Prices mean something.
When prices are moving up, it means supply is limited relative to demand and that profit can be made by bringing in more supply.
Few markets show this as well as gasoline.
Without being too specific, my day job involves helping gas/diesel distributors keep gas in their gas stations.
When there is a short supply of gasoline, they raise the wholesale price. This price filters to the gas stations and then people do actually drive less. This actually reduces the consumption of gas and lets the supply catch up.

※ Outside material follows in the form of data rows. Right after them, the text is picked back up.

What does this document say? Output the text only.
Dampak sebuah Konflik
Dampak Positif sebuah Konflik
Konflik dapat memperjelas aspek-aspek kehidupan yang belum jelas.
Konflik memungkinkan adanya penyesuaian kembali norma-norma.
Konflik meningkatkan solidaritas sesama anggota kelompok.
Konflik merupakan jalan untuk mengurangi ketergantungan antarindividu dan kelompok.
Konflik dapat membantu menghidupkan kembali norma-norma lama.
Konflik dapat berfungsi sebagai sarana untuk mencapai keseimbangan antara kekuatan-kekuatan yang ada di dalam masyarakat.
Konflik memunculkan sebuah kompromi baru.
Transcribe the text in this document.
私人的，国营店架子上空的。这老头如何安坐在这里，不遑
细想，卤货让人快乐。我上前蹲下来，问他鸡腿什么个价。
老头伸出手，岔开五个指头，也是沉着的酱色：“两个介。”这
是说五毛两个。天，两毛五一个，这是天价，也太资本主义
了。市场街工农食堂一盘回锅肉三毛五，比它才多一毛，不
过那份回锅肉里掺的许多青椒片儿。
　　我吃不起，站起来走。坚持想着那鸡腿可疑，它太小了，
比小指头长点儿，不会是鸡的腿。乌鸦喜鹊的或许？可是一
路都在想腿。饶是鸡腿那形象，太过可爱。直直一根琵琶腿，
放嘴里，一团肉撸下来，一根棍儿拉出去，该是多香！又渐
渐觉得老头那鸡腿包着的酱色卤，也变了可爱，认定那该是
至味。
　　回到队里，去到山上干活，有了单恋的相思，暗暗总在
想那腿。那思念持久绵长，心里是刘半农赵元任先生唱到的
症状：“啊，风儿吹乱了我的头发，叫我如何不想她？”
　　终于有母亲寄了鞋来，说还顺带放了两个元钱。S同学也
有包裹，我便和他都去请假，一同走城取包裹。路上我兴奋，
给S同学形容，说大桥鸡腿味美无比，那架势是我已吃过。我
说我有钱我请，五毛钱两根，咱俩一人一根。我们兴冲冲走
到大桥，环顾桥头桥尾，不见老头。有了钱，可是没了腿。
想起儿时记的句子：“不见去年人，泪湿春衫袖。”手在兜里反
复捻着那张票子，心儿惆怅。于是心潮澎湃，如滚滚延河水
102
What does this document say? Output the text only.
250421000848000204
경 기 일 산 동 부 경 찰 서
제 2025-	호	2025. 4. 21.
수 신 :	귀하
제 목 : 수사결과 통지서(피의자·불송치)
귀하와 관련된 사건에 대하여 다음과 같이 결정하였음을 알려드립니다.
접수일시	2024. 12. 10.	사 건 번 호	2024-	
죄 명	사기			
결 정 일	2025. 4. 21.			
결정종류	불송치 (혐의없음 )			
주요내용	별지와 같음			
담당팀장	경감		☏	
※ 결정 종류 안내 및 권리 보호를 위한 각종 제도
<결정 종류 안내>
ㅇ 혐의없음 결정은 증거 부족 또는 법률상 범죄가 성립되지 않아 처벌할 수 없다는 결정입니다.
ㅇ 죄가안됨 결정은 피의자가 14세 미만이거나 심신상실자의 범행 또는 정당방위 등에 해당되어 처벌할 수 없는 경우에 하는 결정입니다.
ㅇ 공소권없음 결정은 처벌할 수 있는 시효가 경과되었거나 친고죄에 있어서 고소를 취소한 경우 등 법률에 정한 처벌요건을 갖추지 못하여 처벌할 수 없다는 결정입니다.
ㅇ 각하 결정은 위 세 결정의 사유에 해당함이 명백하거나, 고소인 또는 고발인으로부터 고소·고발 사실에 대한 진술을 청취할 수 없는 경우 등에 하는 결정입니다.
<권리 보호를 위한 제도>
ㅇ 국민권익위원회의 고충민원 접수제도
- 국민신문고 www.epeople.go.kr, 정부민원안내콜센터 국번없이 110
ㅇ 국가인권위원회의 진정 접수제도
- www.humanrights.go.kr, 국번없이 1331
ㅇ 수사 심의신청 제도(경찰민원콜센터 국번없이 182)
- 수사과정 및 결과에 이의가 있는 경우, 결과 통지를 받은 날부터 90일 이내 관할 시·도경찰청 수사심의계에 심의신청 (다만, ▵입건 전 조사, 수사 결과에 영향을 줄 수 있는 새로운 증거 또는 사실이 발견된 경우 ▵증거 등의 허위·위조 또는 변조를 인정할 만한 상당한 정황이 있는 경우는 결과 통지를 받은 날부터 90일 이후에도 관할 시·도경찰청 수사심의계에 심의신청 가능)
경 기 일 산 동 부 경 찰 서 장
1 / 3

In the case of a natural disaster, "gouging" is a critically important market function. If gas stations were allowed to raise their prices to say, $10 per gallon, then people would just buy a few gallons instead of a full tank to get out of the disaster area. This allows more people to get the needed gas and they will conserve it instead of squander it, ie, buy a full tank, get out of the disaster area, then drive on that same gas for a week while out of danger. Meanwhile, someone else is stuck in the disaster area because the station is out of gas.
Also, many distributors of gasoline operate regionally. If there is a hurricane trashing New Orleans and that causes a gas shortage, it is not economical to ship gas from say, Oklahoma to New Orleans at $4 a gallon (more realistically, shipping gas from Texas to Louisiana and from Oklahoma to TX). You would lose money at $4. But if they could "gouge" and charge $10, now all of the sudden it works to shuffle that supply around. Then people get gas.
Same deal for water in a disaster. Its not worth it for someone to load up an 18 wheeler full of bottled water and shipping it do a disaster area unless they can charge an appropriate price.
In summary, relatively high prices simply mean we need more supply of something. The higher prices allows more supply to be delivered profitably and limits waste.